Agentic SRE Advanced By Samson Tanimawo, PhD Published Jul 12, 2026 5 min read

The Confusion Matrix Adapted for SRE Agent Output

True positives, false positives, missed pages, and the SRE-specific quadrant most teams forget. How to track each in production agents.

The classic 2x2

True positive: agent correctly identifies a real incident as needing attention. False positive: agent flags a non-issue. False negative: agent misses a real incident. True negative: agent correctly ignores noise.

Each cell has a different cost. False negatives are usually catastrophic in SRE; false positives are merely annoying. The matrix is asymmetric in cost; do not optimise for accuracy alone.

Track each cell over time. The week-over-week deltas tell you whether the agent is getting better, worse, or differently-broken.

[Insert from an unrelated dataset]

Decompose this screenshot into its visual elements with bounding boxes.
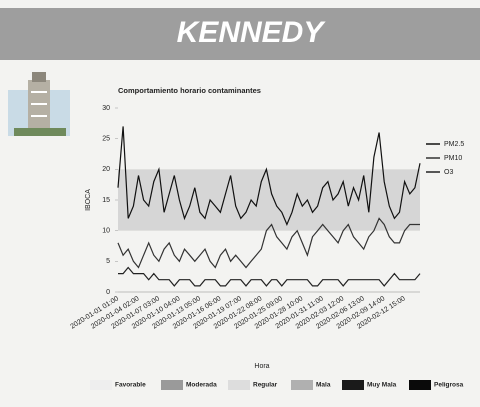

The fourth quadrant most teams forget

False-positive-with-cost: the agent acted, the action was unnecessary, and the action had a cost (a restart that briefly degraded service, a ticket that wasted on-call attention). This is not a normal false positive; it is more expensive.

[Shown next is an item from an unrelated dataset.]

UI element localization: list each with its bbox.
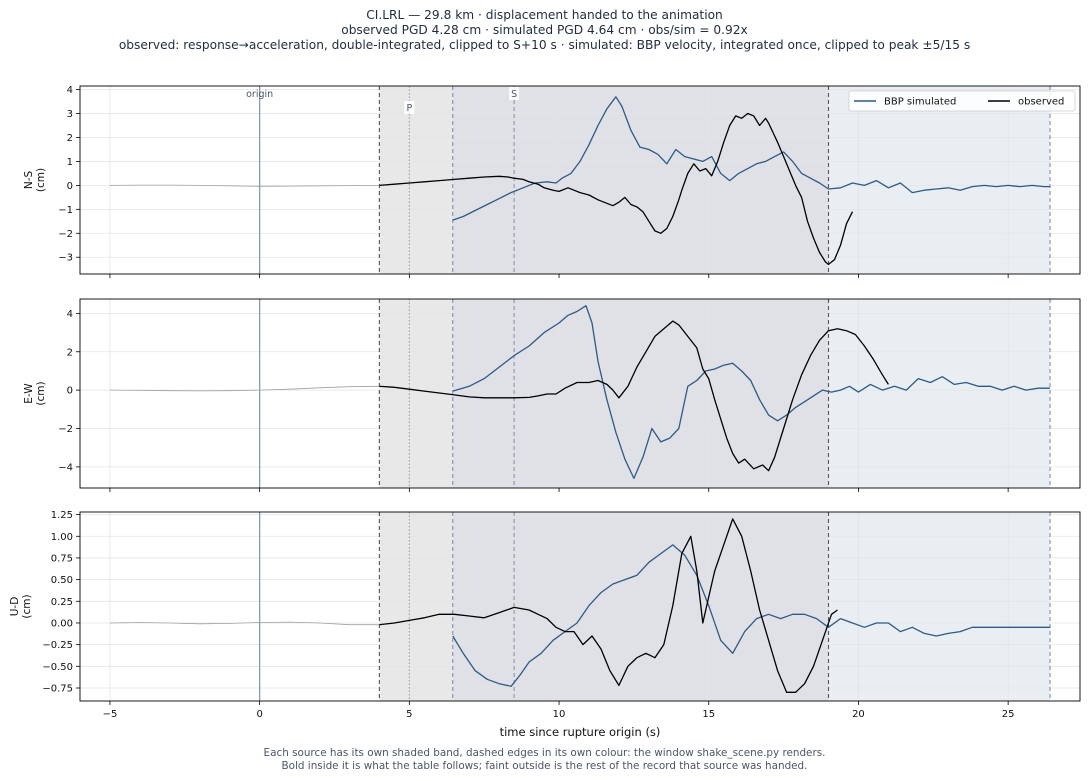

Track FP-with-cost separately from plain FP. Reducing it might mean leaving more plain FPs alone but firing fewer expensive actions.

Most teams miss this quadrant because their classifier was built for content moderation, where actions are cheap. SRE actions are not cheap; the matrix needs the extra dimension.

How to instrument

Each agent run emits a result label. Each label is later compared to ground truth (the human on-call's verdict). The comparison populates the matrix.

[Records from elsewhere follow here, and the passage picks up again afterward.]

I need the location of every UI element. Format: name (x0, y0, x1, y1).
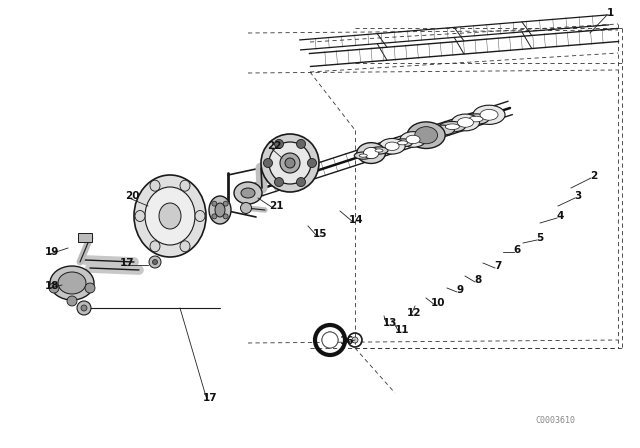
Ellipse shape (180, 241, 190, 252)
Text: 4: 4 (556, 211, 564, 221)
Text: 18: 18 (45, 281, 60, 291)
Text: 15: 15 (313, 229, 327, 239)
Circle shape (296, 177, 305, 186)
Circle shape (352, 337, 358, 343)
Circle shape (212, 201, 217, 206)
Ellipse shape (415, 127, 438, 144)
Ellipse shape (150, 180, 160, 191)
Ellipse shape (397, 141, 408, 145)
Ellipse shape (134, 175, 206, 257)
Ellipse shape (195, 211, 205, 221)
Ellipse shape (406, 135, 420, 144)
Text: 22: 22 (267, 141, 281, 151)
Circle shape (149, 256, 161, 268)
Ellipse shape (322, 332, 338, 348)
Text: 21: 21 (269, 201, 284, 211)
Ellipse shape (150, 241, 160, 252)
Ellipse shape (355, 152, 372, 159)
Text: 5: 5 (536, 233, 543, 243)
Circle shape (275, 177, 284, 186)
Text: 19: 19 (45, 247, 59, 257)
Text: 20: 20 (125, 191, 140, 201)
Circle shape (223, 214, 228, 219)
Circle shape (49, 283, 59, 293)
Ellipse shape (215, 203, 225, 217)
Ellipse shape (385, 142, 399, 151)
Text: 2: 2 (590, 171, 598, 181)
Ellipse shape (375, 149, 383, 152)
Circle shape (322, 332, 338, 348)
Ellipse shape (451, 114, 479, 131)
Ellipse shape (180, 180, 190, 191)
Ellipse shape (234, 182, 262, 204)
Text: 17: 17 (203, 393, 218, 403)
Text: 17: 17 (120, 258, 134, 268)
Circle shape (152, 259, 157, 264)
Ellipse shape (445, 124, 460, 129)
Text: 16: 16 (340, 336, 355, 346)
Ellipse shape (370, 147, 388, 154)
Ellipse shape (407, 122, 445, 148)
Text: 10: 10 (431, 298, 445, 308)
Ellipse shape (285, 158, 295, 168)
Ellipse shape (364, 147, 379, 159)
Ellipse shape (261, 134, 319, 192)
Ellipse shape (159, 203, 181, 229)
Ellipse shape (50, 266, 94, 300)
Ellipse shape (473, 105, 505, 125)
Circle shape (81, 305, 87, 311)
Text: 11: 11 (395, 325, 409, 335)
Text: 9: 9 (456, 285, 463, 295)
Ellipse shape (145, 187, 195, 245)
Ellipse shape (269, 142, 311, 184)
Ellipse shape (241, 188, 255, 198)
Ellipse shape (58, 272, 86, 294)
Text: 6: 6 (513, 245, 520, 255)
Text: 12: 12 (407, 308, 421, 318)
Ellipse shape (359, 154, 367, 157)
Text: 7: 7 (494, 261, 502, 271)
Circle shape (241, 202, 252, 214)
Circle shape (264, 159, 273, 168)
Ellipse shape (480, 109, 498, 120)
Ellipse shape (392, 139, 413, 147)
Text: 1: 1 (606, 8, 614, 18)
Circle shape (212, 214, 217, 219)
Text: 8: 8 (474, 275, 482, 285)
Ellipse shape (458, 118, 474, 127)
Circle shape (223, 201, 228, 206)
Ellipse shape (463, 114, 489, 124)
Text: 13: 13 (383, 318, 397, 328)
Ellipse shape (440, 121, 465, 132)
Ellipse shape (135, 211, 145, 221)
Ellipse shape (209, 196, 231, 224)
Circle shape (67, 296, 77, 306)
Circle shape (307, 159, 317, 168)
Ellipse shape (357, 142, 385, 164)
Ellipse shape (280, 153, 300, 173)
Circle shape (275, 139, 284, 148)
Ellipse shape (469, 116, 483, 122)
Text: 3: 3 (574, 191, 582, 201)
Bar (78, 233, 92, 242)
Circle shape (85, 283, 95, 293)
Ellipse shape (429, 125, 454, 135)
Ellipse shape (400, 132, 426, 147)
Circle shape (296, 139, 305, 148)
Circle shape (77, 301, 91, 315)
Ellipse shape (379, 138, 405, 154)
Text: 14: 14 (349, 215, 364, 225)
Text: C0003610: C0003610 (535, 415, 575, 425)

Ground truth is gathered by a daily job that pulls the human's actions from the incident management system. The match between agent label and human label is the eval signal.

Manual review for ambiguous cases. "The agent recommended X; the human did Y, but X would have worked too" is alternative-correct, not wrong.

Tuning the trade-off

Tighten the agent's threshold for action: fewer FPs, more FNs. Loosen it: more FPs, fewer FNs. Pick the trade that matches your team's tolerance.

The right trade differs by agent. Triage agents lean toward false positives (better to over-investigate than miss). Remediation agents lean toward false negatives (better to escalate than act wrongly).

Document the trade. "This agent is tuned for high recall, accepting 10% FP, because missing real incidents is far more expensive than the FP cost." Future you will want this written down.

The dashboard panel

Four cells, each a count over the last 7 days. Color cells by direction: TP/TN green, FN red, FP yellow, FP-with-cost orange. Eyes go to red first.

Tooltip with the most recent five examples per cell. Operators click through to see what the agent got right or wrong.

Refresh daily. Real-time is overkill for an eval signal; daily is the right cadence.